A Comparative Analysis of Faithfulness Metrics and Humans in Citation Evaluation
Weijia Zhang, Mohammad Aliannejadi, Jiahuan Pei, Yifei Yuan, Jia-Hong Huang, Evangelos Kanoulas
TL;DR
This paper addresses the challenge of evaluating fine-grained citation support in retrieval-augmented LLMs, where existing faithfulness metrics typically operate in a binary setting. It proposes a comparative evaluation framework with three protocols—correlation analysis, three-way classification, and retrieval evaluation—to align metric scores with human judgments across full, partial, and no support levels. Across seven faithfulness metrics (both similarity-based and entailment-based), the study finds no single metric consistently dominates any protocol; partial support remains particularly difficult to detect, and retrieval scenarios favor similarity-based metrics due to robustness to noise. The work provides practical guidance for metric development, including collecting fine-grained annotations and applying contrastive learning, to improve the reliability of automated citation evaluation in real-world, post-hoc retrieval contexts.
Abstract
Large language models (LLMs) often generate content with unsupported or unverifiable content, known as "hallucinations." To address this, retrieval-augmented LLMs are employed to include citations in their content, grounding the content in verifiable sources. Despite such developments, manually assessing how well a citation supports the associated statement remains a major challenge. Previous studies tackle this challenge by leveraging faithfulness metrics to estimate citation support automatically. However, they limit this citation support estimation to a binary classification scenario, neglecting fine-grained citation support in practical scenarios. To investigate the effectiveness of faithfulness metrics in fine-grained scenarios, we propose a comparative evaluation framework that assesses the metric effectiveness in distinguishing citations between three-category support levels: full, partial, and no support.
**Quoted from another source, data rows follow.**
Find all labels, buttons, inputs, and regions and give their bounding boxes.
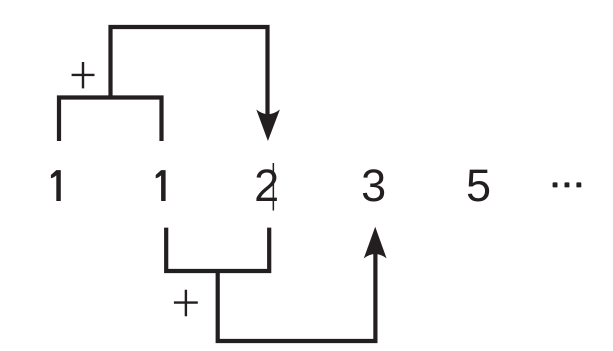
term 1 (second) — [156, 170, 166, 201]
arrowhead pointing up at term 3 — [364, 227, 387, 259]
ellipsis dot 1 — [553, 182, 558, 187]
arrowhead pointing down at term 2 — [256, 110, 280, 142]
plus sign (bottom addition) — [174, 290, 198, 317]
wire: bottom route from brace down, right, and up to term 3 — [218, 252, 376, 341]
svg-text:3: 3 — [361, 160, 386, 211]
wire: top route from brace up, right, and down to term 2 — [111, 27, 268, 116]
svg-text:5: 5 — [466, 160, 491, 211]
cursor caret line over term 2 — [273, 163, 275, 211]
plus sign (top addition) — [72, 62, 95, 88]
term 1 (first) — [51, 170, 61, 201]
svg-text:2: 2 — [254, 160, 279, 211]
wire: bottom brace under terms 1 and 2 — [166, 228, 269, 271]
ellipsis dot 2 — [565, 182, 570, 187]
ellipsis dot 3 — [576, 182, 581, 187]
wire: top brace over terms 1 and 1 — [59, 98, 162, 142]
Our framework employs correlation analysis, classification evaluation, and retrieval evaluation to measure the alignment between metric scores and human judgments comprehensively. Our results indicate no single metric consistently excels across all evaluations, highlighting the complexity of accurately evaluating fine-grained support levels. Particularly, we find that the best-performing metrics struggle to distinguish partial support from full or no support. Based on these findings, we provide practical recommendations for developing more effective metrics.